Parallel computing means to divide a job into several tasks and use more than one processor simultaneously to perform these tasks. Assume you have developed a new estimation method for the parameters of a complicated statistical model. After you prove the asymptotic characteristics of the method (for instance, asymptotic distribution of the estimator), you wish to perform many simulations to assure the goodness of the method for reasonable numbers of data values and for different values of parameters. You must generate simulated data, for example, $ 100000$ times for each length and parameter value. The total simulation work requires a huge number of random number generations and takes a long time on your PC. If you use $ 100\,$PCs in your institute to run these simulations simultaneously, you may expect that the total execution time will be $ 1/100$. This is the simple idea of parallel computing.

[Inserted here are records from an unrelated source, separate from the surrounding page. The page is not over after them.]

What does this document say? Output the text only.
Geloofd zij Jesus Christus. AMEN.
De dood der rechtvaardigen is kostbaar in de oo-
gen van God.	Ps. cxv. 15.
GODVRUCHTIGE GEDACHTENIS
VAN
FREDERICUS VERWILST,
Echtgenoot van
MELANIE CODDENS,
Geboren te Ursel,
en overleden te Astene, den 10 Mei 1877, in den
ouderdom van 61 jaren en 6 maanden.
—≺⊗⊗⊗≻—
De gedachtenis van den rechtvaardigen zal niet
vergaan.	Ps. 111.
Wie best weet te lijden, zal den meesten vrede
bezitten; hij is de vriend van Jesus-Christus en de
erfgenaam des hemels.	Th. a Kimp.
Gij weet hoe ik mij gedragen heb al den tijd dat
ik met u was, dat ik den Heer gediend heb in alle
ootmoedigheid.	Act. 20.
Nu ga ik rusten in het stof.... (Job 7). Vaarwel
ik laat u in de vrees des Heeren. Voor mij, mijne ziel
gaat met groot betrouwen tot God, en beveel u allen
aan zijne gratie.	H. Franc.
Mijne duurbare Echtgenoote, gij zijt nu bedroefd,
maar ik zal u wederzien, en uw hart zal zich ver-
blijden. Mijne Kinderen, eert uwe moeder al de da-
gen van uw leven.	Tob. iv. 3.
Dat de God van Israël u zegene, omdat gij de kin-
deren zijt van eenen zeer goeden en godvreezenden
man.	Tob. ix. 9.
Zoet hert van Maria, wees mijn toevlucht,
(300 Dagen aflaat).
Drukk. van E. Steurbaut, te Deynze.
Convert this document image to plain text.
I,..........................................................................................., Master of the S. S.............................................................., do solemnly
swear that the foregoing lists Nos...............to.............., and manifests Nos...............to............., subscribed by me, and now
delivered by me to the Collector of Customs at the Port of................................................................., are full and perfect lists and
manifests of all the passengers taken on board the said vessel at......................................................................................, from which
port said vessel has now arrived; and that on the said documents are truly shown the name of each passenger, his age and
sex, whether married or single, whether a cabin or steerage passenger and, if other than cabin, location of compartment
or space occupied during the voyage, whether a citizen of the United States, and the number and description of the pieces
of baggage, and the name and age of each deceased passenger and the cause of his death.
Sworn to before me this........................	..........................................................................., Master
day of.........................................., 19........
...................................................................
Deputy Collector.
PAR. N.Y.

Computer scientists noticed the importance of parallel computing many years ago ([10]). It is true that the recent development of computer hardware has been very rapid. Over roughly 40 years from 1961, the so called ''Moore's law'' holds: the number of transistors per silicon chip has doubled approximately every 18 months ([39]). This means that the capacity of memory chips and processor speeds have also increased roughly exponentially. In addition, hard disk capacity has increased dramatically. Consequently, modern personal computers are more powerful than ''super computers'' were a decade ago. Unfortunately, even such powerful personal computers are not sufficient for our requirements. In statistical analysis, for example, while computers are becoming more powerful, data volumes are becoming larger and statistical techniques are becoming more computer intensive. We are continuously forced to realize more powerful computing environments for statistical analysis. Parallel computing is thought to be the most promising technique.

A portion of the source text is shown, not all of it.